Village of Lake Placid prepares for grant application

LAKE PLACID — The Lake Placid Village Board of Trustees approved an eclipse-related road closure and an updated Lake Placid Marathon route on Monday, April 1 and provided updates on the village’s Americans with Disabilities Act compliance and a bid for a state Downtown Revitalization Grant.

The board unanimously approved a request from the state Olympic Regional Development Authority to close Cummings Road on April 8 from its intersection with Main Street, by the James C. Sheffield Olympic Speed Skating Oval, to ORDA’s USA lot, by the Lake Placid Middle/High School.

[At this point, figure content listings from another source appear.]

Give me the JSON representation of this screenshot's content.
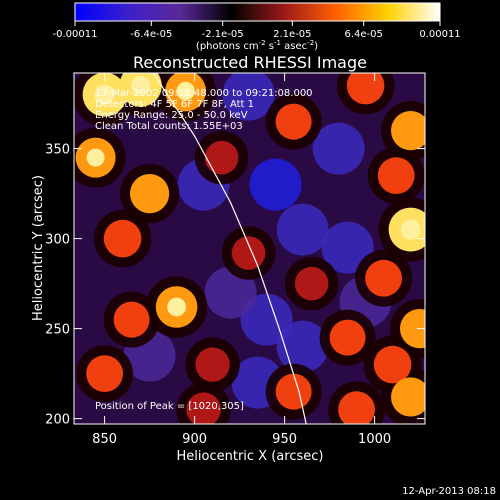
{
  "chart_data": {
    "type": "heatmap",
    "title": "Reconstructed RHESSI Image",
    "xlabel": "Heliocentric X (arcsec)",
    "ylabel": "Heliocentric Y (arcsec)",
    "xlim": [
      833,
      1028
    ],
    "ylim": [
      197,
      392
    ],
    "x_ticks": [
      "850",
      "900",
      "950",
      "1000"
    ],
    "x_tick_values": [
      850,
      900,
      950,
      1000
    ],
    "y_ticks": [
      "200",
      "250",
      "300",
      "350"
    ],
    "y_tick_values": [
      200,
      250,
      300,
      350
    ],
    "colorbar": {
      "tick_labels": [
        "-0.00011",
        "-6.4e-05",
        "-2.1e-05",
        "2.1e-05",
        "6.4e-05",
        "0.00011"
      ],
      "tick_values": [
        -0.00011,
        -6.4e-05,
        -2.1e-05,
        2.1e-05,
        6.4e-05,
        0.00011
      ],
      "range": [
        -0.00011,
        0.00011
      ],
      "colors": [
        "#0000ff",
        "#3b1fcc",
        "#5a2a9a",
        "#000000",
        "#9a1a1a",
        "#ff6000",
        "#ffd000",
        "#ffffff"
      ]
    },
    "annotations": [
      "17-Mar-2002 09:18:48.000 to 09:21:08.000",
      "Detectors: 4F 5F 6F 7F 8F, Att 1",
      "Energy Range: 25.0 - 50.0 keV",
      "Clean     Total counts: 1.55E+03",
      "Position of Peak = [1020,305]"
    ],
    "limb_curve": [
      [
        877,
        392
      ],
      [
        900,
        357
      ],
      [
        920,
        320
      ],
      [
        935,
        285
      ],
      [
        947,
        250
      ],
      [
        958,
        215
      ],
      [
        962,
        197
      ]
    ],
    "hot_spots": [
      {
        "x": 850,
        "y": 380,
        "v": 1.0
      },
      {
        "x": 870,
        "y": 385,
        "v": 0.9
      },
      {
        "x": 895,
        "y": 382,
        "v": 0.8
      },
      {
        "x": 845,
        "y": 345,
        "v": 0.75
      },
      {
        "x": 875,
        "y": 325,
        "v": 0.7
      },
      {
        "x": 860,
        "y": 300,
        "v": 0.6
      },
      {
        "x": 890,
        "y": 262,
        "v": 0.85
      },
      {
        "x": 865,
        "y": 255,
        "v": 0.5
      },
      {
        "x": 850,
        "y": 225,
        "v": 0.55
      },
      {
        "x": 915,
        "y": 345,
        "v": 0.35
      },
      {
        "x": 955,
        "y": 365,
        "v": 0.5
      },
      {
        "x": 995,
        "y": 385,
        "v": 0.6
      },
      {
        "x": 1020,
        "y": 360,
        "v": 0.7
      },
      {
        "x": 1012,
        "y": 335,
        "v": 0.55
      },
      {
        "x": 1020,
        "y": 305,
        "v": 1.0
      },
      {
        "x": 1005,
        "y": 278,
        "v": 0.55
      },
      {
        "x": 1025,
        "y": 250,
        "v": 0.7
      },
      {
        "x": 1010,
        "y": 230,
        "v": 0.6
      },
      {
        "x": 985,
        "y": 245,
        "v": 0.5
      },
      {
        "x": 965,
        "y": 275,
        "v": 0.35
      },
      {
        "x": 930,
        "y": 292,
        "v": 0.35
      },
      {
        "x": 910,
        "y": 230,
        "v": 0.4
      },
      {
        "x": 955,
        "y": 215,
        "v": 0.5
      },
      {
        "x": 905,
        "y": 205,
        "v": 0.4
      },
      {
        "x": 990,
        "y": 205,
        "v": 0.55
      },
      {
        "x": 1020,
        "y": 212,
        "v": 0.7
      }
    ],
    "cold_spots": [
      {
        "x": 930,
        "y": 380,
        "v": -0.6
      },
      {
        "x": 905,
        "y": 330,
        "v": -0.5
      },
      {
        "x": 945,
        "y": 330,
        "v": -0.7
      },
      {
        "x": 980,
        "y": 350,
        "v": -0.5
      },
      {
        "x": 960,
        "y": 305,
        "v": -0.6
      },
      {
        "x": 985,
        "y": 295,
        "v": -0.5
      },
      {
        "x": 940,
        "y": 255,
        "v": -0.6
      },
      {
        "x": 920,
        "y": 270,
        "v": -0.45
      },
      {
        "x": 995,
        "y": 265,
        "v": -0.4
      },
      {
        "x": 960,
        "y": 240,
        "v": -0.5
      },
      {
        "x": 875,
        "y": 235,
        "v": -0.35
      },
      {
        "x": 935,
        "y": 220,
        "v": -0.5
      }
    ]
  },
  "footer": {
    "date_stamp": "12-Apr-2013 08:18"
  }
}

The closure was in preparation for a planned solar eclipse party on the oval. The closed portion of Cummings Road was used for parking vehicles with disabled parking permits, with one lane left open for emergency traffic. The road was closed from 10 a.m. to 6 p.m.

The village board approved ORDA’s request on the condition that ORDA notifies Cummings Road residents of the closure.

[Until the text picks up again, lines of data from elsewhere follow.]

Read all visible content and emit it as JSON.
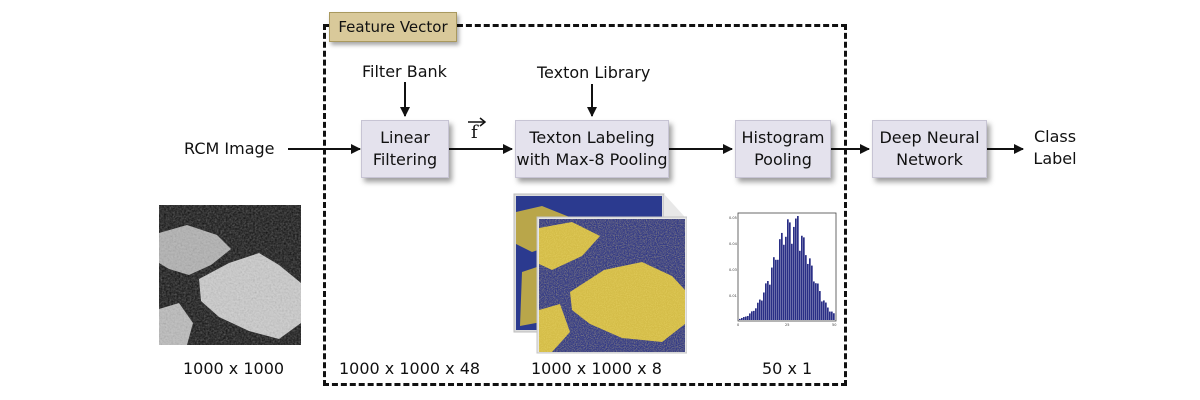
{
  "feature_vector_label": "Feature Vector",
  "inputs": {
    "rcm_image": "RCM Image",
    "filter_bank": "Filter Bank",
    "texton_library": "Texton Library",
    "f_vector": "f"
  },
  "boxes": {
    "linear_filtering": "Linear\nFiltering",
    "texton_labeling": "Texton Labeling\nwith Max-8 Pooling",
    "histogram_pooling": "Histogram\nPooling",
    "deep_neural_network": "Deep Neural\nNetwork"
  },
  "output": {
    "class_label": "Class\nLabel"
  },
  "dimensions": {
    "image": "1000 x 1000",
    "filter_response": "1000 x 1000 x 48",
    "texton_map": "1000 x 1000 x 8",
    "histogram": "50 x 1"
  },
  "colors": {
    "box_fill": "#e4e2ed",
    "label_fill": "#d9c99a",
    "texton_background": "#2b3a8f",
    "texton_tissue": "#d8c64a",
    "histogram_bars": "#2a2f86"
  }
}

The board also unanimously approved an updated route for the Lake Placid Marathon, which is scheduled for June 9.

The new route accommodates a new 10-kilometer run event, which will start at the same time as the full and half-marathon events. The 10K loop would follow the traditional marathon route until it reaches the Adirondack Corner Store on Newman Road. At that point, it would turn down Newman Road, then Old Military Road, then Station Street before joining to the normal route on Mill Pond Drive. The finish line of the marathon will remain at the oval, but the route will differ from last year. This year, the route will enter the oval from behind school instead of from Main Street.

Village Trustee Jackie Kelly gave the board an update on some of the village’s ongoing projects. Following a community meeting at Lisa G’s last month, the village and the town of North Elba have decided to move forward with an application for a state Downtown Revitalization Grant.

Kelly said that Lake Placid’s economic development director, Adam DeSantis, will be spearheading the application process for projects along the Mill Hill corridor.

“The next step is to form a committee to discuss what areas, what projects. This is the first step,” Kelly said. “We need some buy-in from the public. It’s a $10 million grant that needs to be matched with private investment, so (the meeting at Lisa G’s) was just an initial meeting to see if the interest was there, and there appears to be interest.”

The village is also working on revamping its noise ordinance, Kelly said. Possible new amendments would include restrictions on sidewalk noise and noise from businesses.

“(The village) should have something in place before the summer — at least an amendment going through a public hearing,” Kelly said.

Lake Placid is also working on its ADA compliance, she said. Village Clerk Anita Estling is signed up for a class to become an ADA compliance officer, and the village government is starting a self-evaluation on its ADA compliance, according to Kelly.